Methods: We analyzed 53,203 single cells from thigh, neck, and forearm AF by using single-cell RNA sequencing integrates along with public single cell sequencing data of normal scars and keloids. We found an obvious increase in the population of mesenchymal fibroblasts in AF and proves the importance of this cell subsets in aggressive process by immunohistochemistry and multiple immunofluorescence.

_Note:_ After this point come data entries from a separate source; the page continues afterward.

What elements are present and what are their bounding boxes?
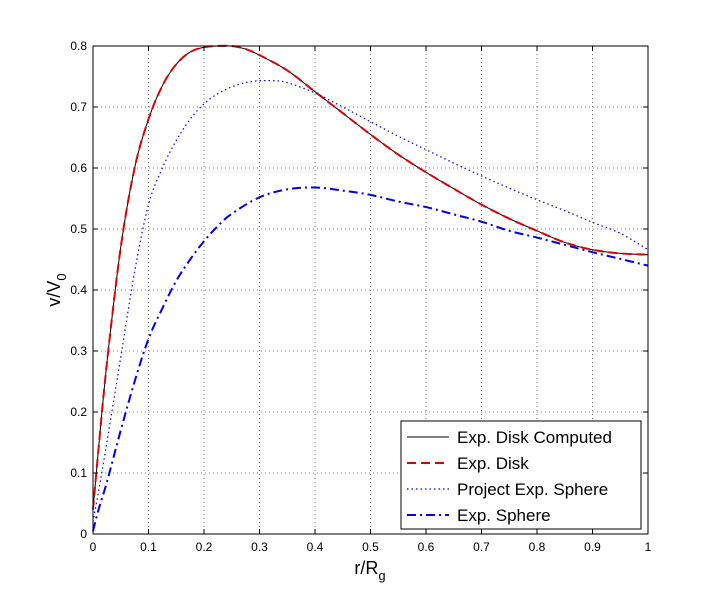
y-tick-label: 0.4 bbox=[70, 283, 87, 297]
x-tick-label: 1 bbox=[645, 540, 652, 554]
legend-label-exp-disk: Exp. Disk bbox=[457, 454, 529, 473]
legend-label-exp-sphere: Exp. Sphere bbox=[457, 506, 551, 525]
x-tick-labels: 0 0.1 0.2 0.3 0.4 0.5 0.6 0.7 0.8 0.9 1 bbox=[90, 540, 652, 554]
x-tick-label: 0.2 bbox=[196, 540, 213, 554]
y-tick-label: 0.7 bbox=[70, 100, 87, 114]
data-series bbox=[92, 44, 649, 532]
x-tick-label: 0.1 bbox=[140, 540, 157, 554]
y-axis-label-base: v/V bbox=[44, 281, 64, 307]
legend-label-project-exp-sphere: Project Exp. Sphere bbox=[457, 480, 608, 499]
y-axis-label-subscript: 0 bbox=[54, 273, 69, 280]
x-tick-label: 0.8 bbox=[529, 540, 546, 554]
y-tick-label: 0.2 bbox=[70, 405, 87, 419]
y-tick-labels: 0 0.1 0.2 0.3 0.4 0.5 0.6 0.7 0.8 bbox=[70, 39, 87, 541]
legend-entries: Exp. Disk Computed Exp. Disk Project Exp. … bbox=[407, 428, 612, 525]
x-tick-label: 0.9 bbox=[584, 540, 601, 554]
series-line-project-exp-sphere bbox=[92, 79, 649, 522]
legend-box bbox=[400, 420, 642, 530]
x-axis-label-subscript: g bbox=[378, 568, 385, 583]
legend-label-exp-disk-computed: Exp. Disk Computed bbox=[457, 428, 612, 447]
x-tick-label: 0.6 bbox=[418, 540, 435, 554]
x-tick-label: 0.3 bbox=[251, 540, 268, 554]
x-tick-label: 0.7 bbox=[473, 540, 490, 554]
y-tick-label: 0.1 bbox=[70, 466, 87, 480]
grid-lines bbox=[93, 46, 648, 534]
x-axis-label: r/Rg bbox=[354, 558, 385, 583]
x-tick-label: 0.5 bbox=[362, 540, 379, 554]
x-tick-label: 0 bbox=[90, 540, 97, 554]
series-line-exp-sphere bbox=[92, 186, 649, 532]
y-tick-label: 0.6 bbox=[70, 161, 87, 175]
y-tick-label: 0 bbox=[80, 527, 87, 541]
series-line-exp-disk bbox=[92, 44, 649, 510]
y-tick-label: 0.8 bbox=[70, 39, 87, 53]
y-tick-label: 0.5 bbox=[70, 222, 87, 236]
y-tick-label: 0.3 bbox=[70, 344, 87, 358]
x-tick-label: 0.4 bbox=[307, 540, 324, 554]
y-axis-label: v/V0 bbox=[44, 273, 69, 306]
legend: Exp. Disk Computed Exp. Disk Project Exp. … bbox=[400, 420, 642, 530]
tick-marks bbox=[92, 45, 649, 535]
x-axis-label-base: r/R bbox=[354, 558, 378, 578]
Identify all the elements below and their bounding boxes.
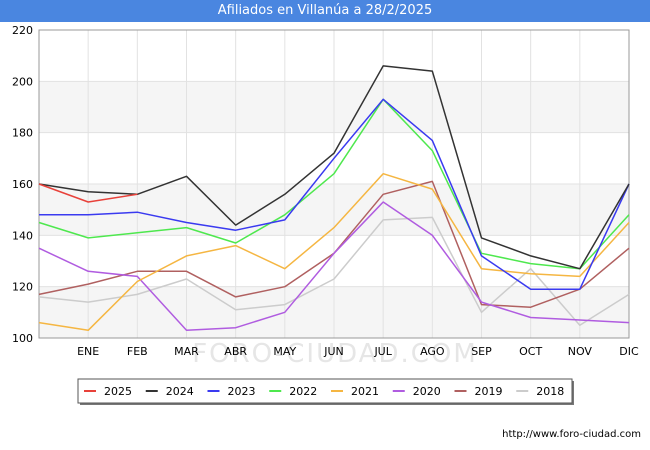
- legend-label-2018: 2018: [536, 385, 564, 398]
- x-tick-label: MAY: [273, 345, 296, 358]
- y-axis-ticks: 100 120 140 160 180 200 220: [12, 24, 33, 345]
- x-tick-label: JUL: [373, 345, 392, 358]
- x-tick-label: ABR: [224, 345, 247, 358]
- y-tick-label: 220: [12, 24, 33, 37]
- legend-label-2023: 2023: [228, 385, 256, 398]
- x-tick-label: MAR: [174, 345, 199, 358]
- series-line-2020: [38, 201, 630, 332]
- y-tick-label: 160: [12, 178, 33, 191]
- x-tick-label: DIC: [619, 345, 639, 358]
- x-tick-label: AGO: [420, 345, 445, 358]
- legend-label-2024: 2024: [166, 385, 194, 398]
- legend: 2025 2024 2023 2022 2021 2020 2019 2018: [77, 378, 574, 405]
- series-line-2022: [38, 98, 630, 270]
- x-tick-label: ENE: [77, 345, 99, 358]
- x-axis-ticks: ENE FEB MAR ABR MAY JUN JUL AGO SEP OCT NOV DIC: [77, 345, 639, 358]
- legend-box: [77, 378, 573, 404]
- legend-label-2025: 2025: [104, 385, 132, 398]
- series-line-2021: [38, 172, 630, 332]
- series-line-2023: [39, 98, 630, 290]
- series-line-2025: [38, 183, 138, 203]
- y-tick-label: 120: [12, 281, 33, 294]
- x-tick-label: JUN: [323, 345, 344, 358]
- y-tick-label: 200: [12, 75, 33, 88]
- legend-label-2020: 2020: [413, 385, 441, 398]
- x-tick-label: NOV: [568, 345, 593, 358]
- y-tick-label: 100: [12, 332, 33, 345]
- x-tick-label: FEB: [127, 345, 148, 358]
- legend-label-2021: 2021: [351, 385, 379, 398]
- chart-title: Afiliados en Villanúa a 28/2/2025: [0, 0, 650, 22]
- y-tick-label: 180: [12, 127, 33, 140]
- legend-label-2022: 2022: [289, 385, 317, 398]
- legend-label-2019: 2019: [475, 385, 503, 398]
- series-line-2018: [38, 216, 630, 326]
- x-tick-label: OCT: [519, 345, 542, 358]
- watermark: FORO-CIUDAD.COM: [192, 339, 478, 369]
- source-url: http://www.foro-ciudad.com: [502, 429, 641, 440]
- y-tick-label: 140: [12, 229, 33, 242]
- series-lines: [38, 65, 630, 332]
- x-tick-label: SEP: [471, 345, 492, 358]
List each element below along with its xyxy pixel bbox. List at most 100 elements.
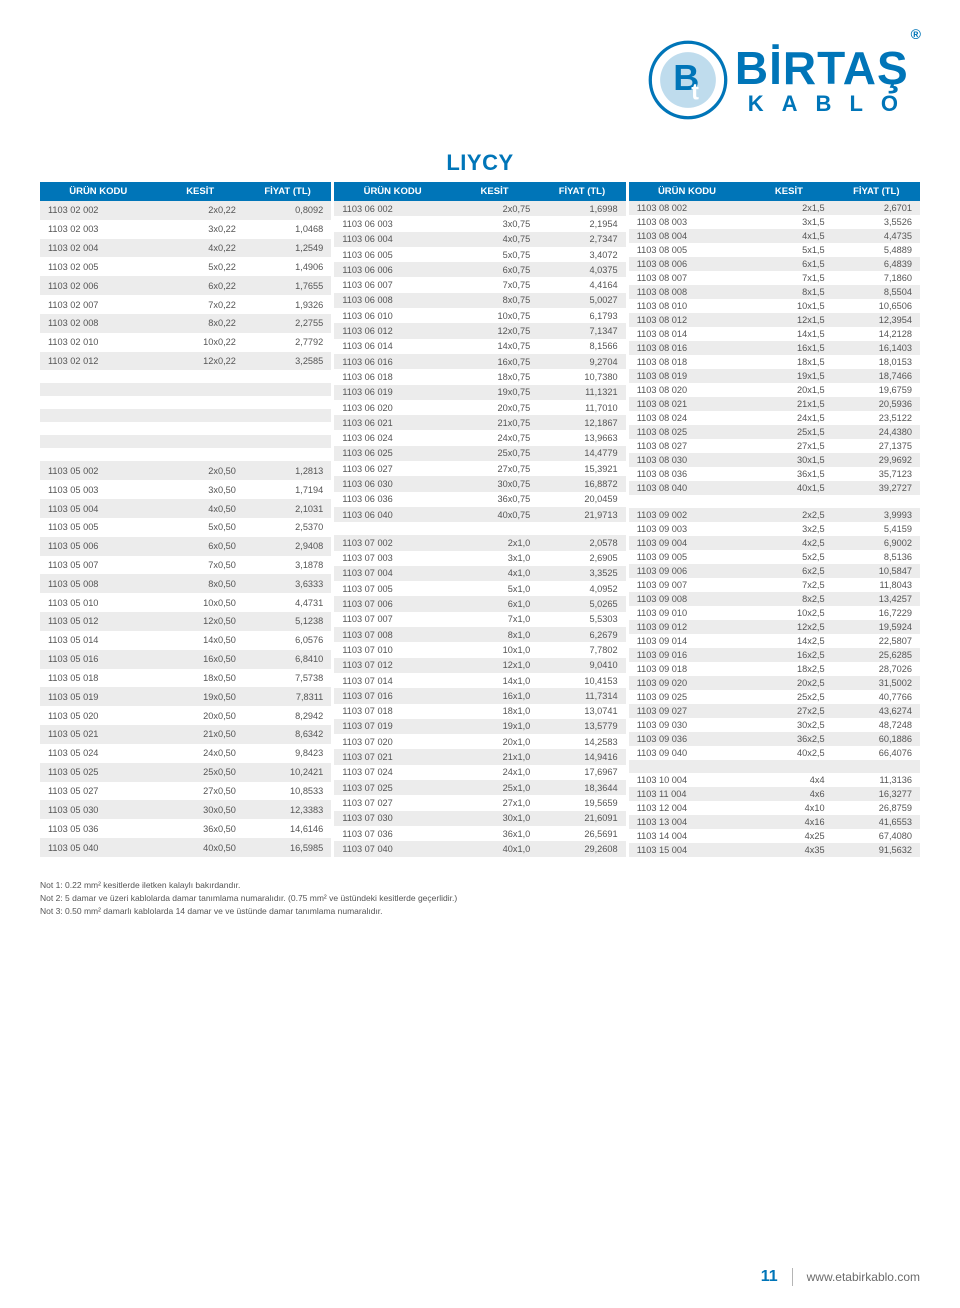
- svg-text:t: t: [691, 79, 699, 105]
- cell-code: 1103 08 036: [629, 467, 746, 481]
- cell-price: 10,5847: [833, 564, 920, 578]
- cell-code: 1103 05 019: [40, 687, 157, 706]
- table-row: 1103 07 01212x1,09,0410: [334, 658, 625, 673]
- table-row: 1103 07 01919x1,013,5779: [334, 719, 625, 734]
- table-row: 1103 09 03636x2,560,1886: [629, 732, 920, 746]
- cell-price: 2,2755: [244, 314, 331, 333]
- cell-section: 12x1,5: [745, 313, 832, 327]
- cell-price: 26,8759: [833, 801, 920, 815]
- table-row: 1103 09 0055x2,58,5136: [629, 550, 920, 564]
- cell-code: 1103 09 006: [629, 564, 746, 578]
- cell-price: 4,4731: [244, 593, 331, 612]
- cell-price: 6,1793: [538, 308, 625, 323]
- cell-price: 10,7380: [538, 369, 625, 384]
- cell-price: 7,1347: [538, 323, 625, 338]
- cell-section: 4x0,22: [157, 239, 244, 258]
- empty-cell: [40, 409, 331, 422]
- cell-price: 8,1566: [538, 339, 625, 354]
- cell-price: 1,9326: [244, 295, 331, 314]
- cell-code: 1103 08 018: [629, 355, 746, 369]
- cell-price: 6,2679: [538, 627, 625, 642]
- cell-code: 1103 09 016: [629, 648, 746, 662]
- cell-code: 1103 07 002: [334, 535, 451, 550]
- table-row: 1103 09 0077x2,511,8043: [629, 578, 920, 592]
- cell-section: 4x10: [745, 801, 832, 815]
- cell-code: 1103 07 004: [334, 566, 451, 581]
- cell-section: 4x16: [745, 815, 832, 829]
- cell-price: 7,8311: [244, 687, 331, 706]
- cell-section: 18x2,5: [745, 662, 832, 676]
- col-header-price: FİYAT (TL): [538, 182, 625, 201]
- cell-code: 1103 05 014: [40, 631, 157, 650]
- table-row: 1103 06 02727x0,7515,3921: [334, 461, 625, 476]
- cell-section: 18x0,50: [157, 669, 244, 688]
- cell-code: 1103 09 002: [629, 508, 746, 522]
- cell-code: 1103 08 027: [629, 439, 746, 453]
- col-header-section: KESİT: [451, 182, 538, 201]
- cell-section: 40x0,50: [157, 838, 244, 857]
- cell-section: 7x2,5: [745, 578, 832, 592]
- cell-code: 1103 09 005: [629, 550, 746, 564]
- cell-code: 1103 08 019: [629, 369, 746, 383]
- cell-price: 11,8043: [833, 578, 920, 592]
- cell-price: 3,1878: [244, 556, 331, 575]
- footer-separator: [792, 1268, 793, 1286]
- cell-section: 24x1,5: [745, 411, 832, 425]
- table-row: 1103 07 04040x1,029,2608: [334, 841, 625, 857]
- cell-price: 13,9663: [538, 430, 625, 445]
- table-row: 1103 08 02525x1,524,4380: [629, 425, 920, 439]
- cell-section: 5x0,50: [157, 518, 244, 537]
- table-row: [629, 495, 920, 508]
- col-header-section: KESİT: [157, 182, 244, 201]
- cell-section: 25x0,50: [157, 763, 244, 782]
- cell-section: 3x2,5: [745, 522, 832, 536]
- cell-section: 3x1,0: [451, 551, 538, 566]
- cell-code: 1103 07 018: [334, 704, 451, 719]
- table-row: 1103 07 0022x1,02,0578: [334, 535, 625, 550]
- table-row: [334, 522, 625, 535]
- cell-price: 1,2813: [244, 461, 331, 480]
- cell-code: 1103 02 005: [40, 257, 157, 276]
- table-row: 1103 15 0044x3591,5632: [629, 843, 920, 857]
- table-row: 1103 07 03636x1,026,5691: [334, 826, 625, 841]
- cell-code: 1103 08 030: [629, 453, 746, 467]
- cell-price: 35,7123: [833, 467, 920, 481]
- cell-section: 21x1,5: [745, 397, 832, 411]
- cell-code: 1103 10 004: [629, 773, 746, 787]
- cell-price: 5,0027: [538, 293, 625, 308]
- table-row: [40, 383, 331, 396]
- table-row: 1103 09 0022x2,53,9993: [629, 508, 920, 522]
- cell-section: 2x0,22: [157, 201, 244, 220]
- cell-section: 19x1,5: [745, 369, 832, 383]
- cell-section: 14x0,75: [451, 339, 538, 354]
- cell-code: 1103 06 024: [334, 430, 451, 445]
- cell-code: 1103 05 030: [40, 800, 157, 819]
- table-body-2: 1103 06 0022x0,751,69981103 06 0033x0,75…: [334, 201, 625, 857]
- cell-section: 8x2,5: [745, 592, 832, 606]
- cell-code: 1103 05 020: [40, 706, 157, 725]
- cell-section: 36x2,5: [745, 732, 832, 746]
- table-row: 1103 08 0044x1,54,4735: [629, 229, 920, 243]
- cell-code: 1103 07 027: [334, 795, 451, 810]
- cell-section: 8x0,22: [157, 314, 244, 333]
- cell-section: 4x2,5: [745, 536, 832, 550]
- cell-section: 2x0,75: [451, 201, 538, 216]
- cell-price: 16,1403: [833, 341, 920, 355]
- cell-price: 7,1860: [833, 271, 920, 285]
- table-body-3: 1103 08 0022x1,52,67011103 08 0033x1,53,…: [629, 201, 920, 857]
- table-row: 1103 07 01818x1,013,0741: [334, 704, 625, 719]
- cell-code: 1103 05 004: [40, 499, 157, 518]
- cell-price: 48,7248: [833, 718, 920, 732]
- cell-code: 1103 05 018: [40, 669, 157, 688]
- cell-code: 1103 05 027: [40, 782, 157, 801]
- table-row: 1103 06 01212x0,757,1347: [334, 323, 625, 338]
- cell-section: 18x0,75: [451, 369, 538, 384]
- cell-price: 12,3954: [833, 313, 920, 327]
- cell-code: 1103 07 007: [334, 612, 451, 627]
- cell-code: 1103 06 030: [334, 476, 451, 491]
- cell-price: 2,1031: [244, 499, 331, 518]
- cell-price: 43,6274: [833, 704, 920, 718]
- table-row: 1103 07 01010x1,07,7802: [334, 642, 625, 657]
- table-row: 1103 05 0066x0,502,9408: [40, 537, 331, 556]
- cell-code: 1103 08 012: [629, 313, 746, 327]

Results: We found that mesenchymal fibroblasts may modify the kinetics of extracellular matrix remodeling process of AF by changing the amount and type of collagen. Transcription factors that regulate mesenchymal fibroblast(MF) sub-clusters have been inferred by SCENIC regulons and we have identified CREB3L1/COL1A1 axis in MF clusters as potential transcriptional targets of AF and the mechanism of action may through relocation from cytoplasmic to cell nucleus.
Conclusion : Mesenchymal fibroblast cell promotes invasiveness of aggressive fibromatosis by remodeling extracellular matrix through CREB3L1/COL1A1 axis. Our single cell sequencing results may provide detailed hints for clinical diagnosis and treatment for AF, and.